A 1999 booklet published by the American Civil Liberties Union makes a strong case against drug testing by offering evidence that drug testing is not cost-effective. First, very few companies perform any cost-benefit analyses of drug-testing. Second, many of the frequently quoted statistics about loss of productivity in the workplace due to drug use are not actually backed up with evidence. Third, several studies show that drug testing prior to employment does not predict future behavior in the workplace. Fourth, correlation between absenteeism and termination are linked with drug-use, but potentially because they are also linked with age.

Employee Morale & Privacy Concerns

Drug testing can also create a negative work environment. It can be demeaning and embarrassing to undergo the drug test, which may involve peeing in a cup. Drug tests sometimes require employees to write a list of over-the-counter and prescription drugs they have recently used so that they don't show up on the drug test as false positives. Revealing recent or long-term illnesses can be both embarrassing and an invasion of privacy.

Potential for False Positives

Drug testing isn't foolproof -- there is ample opportunity for a false positive, which can create unneeded stress and embarrassment for an employee who may fear for his or her job. Particular foods, medicine, nutritional supplements and makeup can all result in false positives. Some people can get a positive after being exposed to drugs, especially smoked drugs, in their environment. As always, there is also the possibility of human error.

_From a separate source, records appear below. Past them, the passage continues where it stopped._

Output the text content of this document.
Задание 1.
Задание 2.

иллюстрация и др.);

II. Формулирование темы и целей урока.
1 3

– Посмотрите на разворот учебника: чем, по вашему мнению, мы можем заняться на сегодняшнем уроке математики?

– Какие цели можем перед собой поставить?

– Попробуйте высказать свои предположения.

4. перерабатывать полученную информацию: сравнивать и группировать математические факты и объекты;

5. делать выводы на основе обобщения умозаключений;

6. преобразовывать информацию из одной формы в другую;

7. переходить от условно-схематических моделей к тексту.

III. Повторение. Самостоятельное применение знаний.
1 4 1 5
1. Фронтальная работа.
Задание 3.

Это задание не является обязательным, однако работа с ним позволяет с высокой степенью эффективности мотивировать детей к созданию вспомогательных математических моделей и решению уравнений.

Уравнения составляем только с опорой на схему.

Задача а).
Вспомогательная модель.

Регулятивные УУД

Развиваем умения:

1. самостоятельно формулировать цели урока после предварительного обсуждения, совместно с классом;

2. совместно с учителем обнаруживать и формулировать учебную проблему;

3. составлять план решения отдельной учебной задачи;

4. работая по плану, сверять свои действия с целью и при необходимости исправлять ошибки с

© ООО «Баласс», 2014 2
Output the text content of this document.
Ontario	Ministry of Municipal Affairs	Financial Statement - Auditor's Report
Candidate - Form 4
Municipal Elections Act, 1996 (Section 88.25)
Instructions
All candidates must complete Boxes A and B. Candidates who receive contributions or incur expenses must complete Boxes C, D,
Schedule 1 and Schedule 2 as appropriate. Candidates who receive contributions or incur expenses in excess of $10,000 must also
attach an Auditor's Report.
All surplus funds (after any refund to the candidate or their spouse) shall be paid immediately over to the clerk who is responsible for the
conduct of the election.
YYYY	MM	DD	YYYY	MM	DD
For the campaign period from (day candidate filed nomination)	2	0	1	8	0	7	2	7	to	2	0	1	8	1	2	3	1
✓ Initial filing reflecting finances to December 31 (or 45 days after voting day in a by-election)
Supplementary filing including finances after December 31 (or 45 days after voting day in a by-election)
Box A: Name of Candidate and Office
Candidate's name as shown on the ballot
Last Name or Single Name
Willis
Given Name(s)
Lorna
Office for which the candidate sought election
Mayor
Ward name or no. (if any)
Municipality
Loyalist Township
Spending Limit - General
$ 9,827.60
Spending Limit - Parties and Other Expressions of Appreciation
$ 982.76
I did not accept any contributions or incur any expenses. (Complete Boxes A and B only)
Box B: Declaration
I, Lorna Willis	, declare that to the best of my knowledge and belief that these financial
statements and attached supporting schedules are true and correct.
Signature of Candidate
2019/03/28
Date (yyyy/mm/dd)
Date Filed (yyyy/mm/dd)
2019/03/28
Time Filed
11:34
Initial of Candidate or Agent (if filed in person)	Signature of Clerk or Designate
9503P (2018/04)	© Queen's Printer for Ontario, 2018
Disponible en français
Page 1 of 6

Finally, drug testing may be discriminating. There is considerable debate about whether or not drug addiction is a brain disease. If it is, it may be considered a disability. The Americans with Disabilities Act limits testing of alcohol because alcoholism is considered a disability. Illegal drug addiction is not considered a disability, though this designation may be inaccurate. In the case of prescription drugs, identifying and terminating employees based on their use of drugs for medical conditions could be considered discrimination. (See The New York Times article "Drug Testing Poses Quandary for Employers" for a more in-depth look at prescription drugs and the workplace.)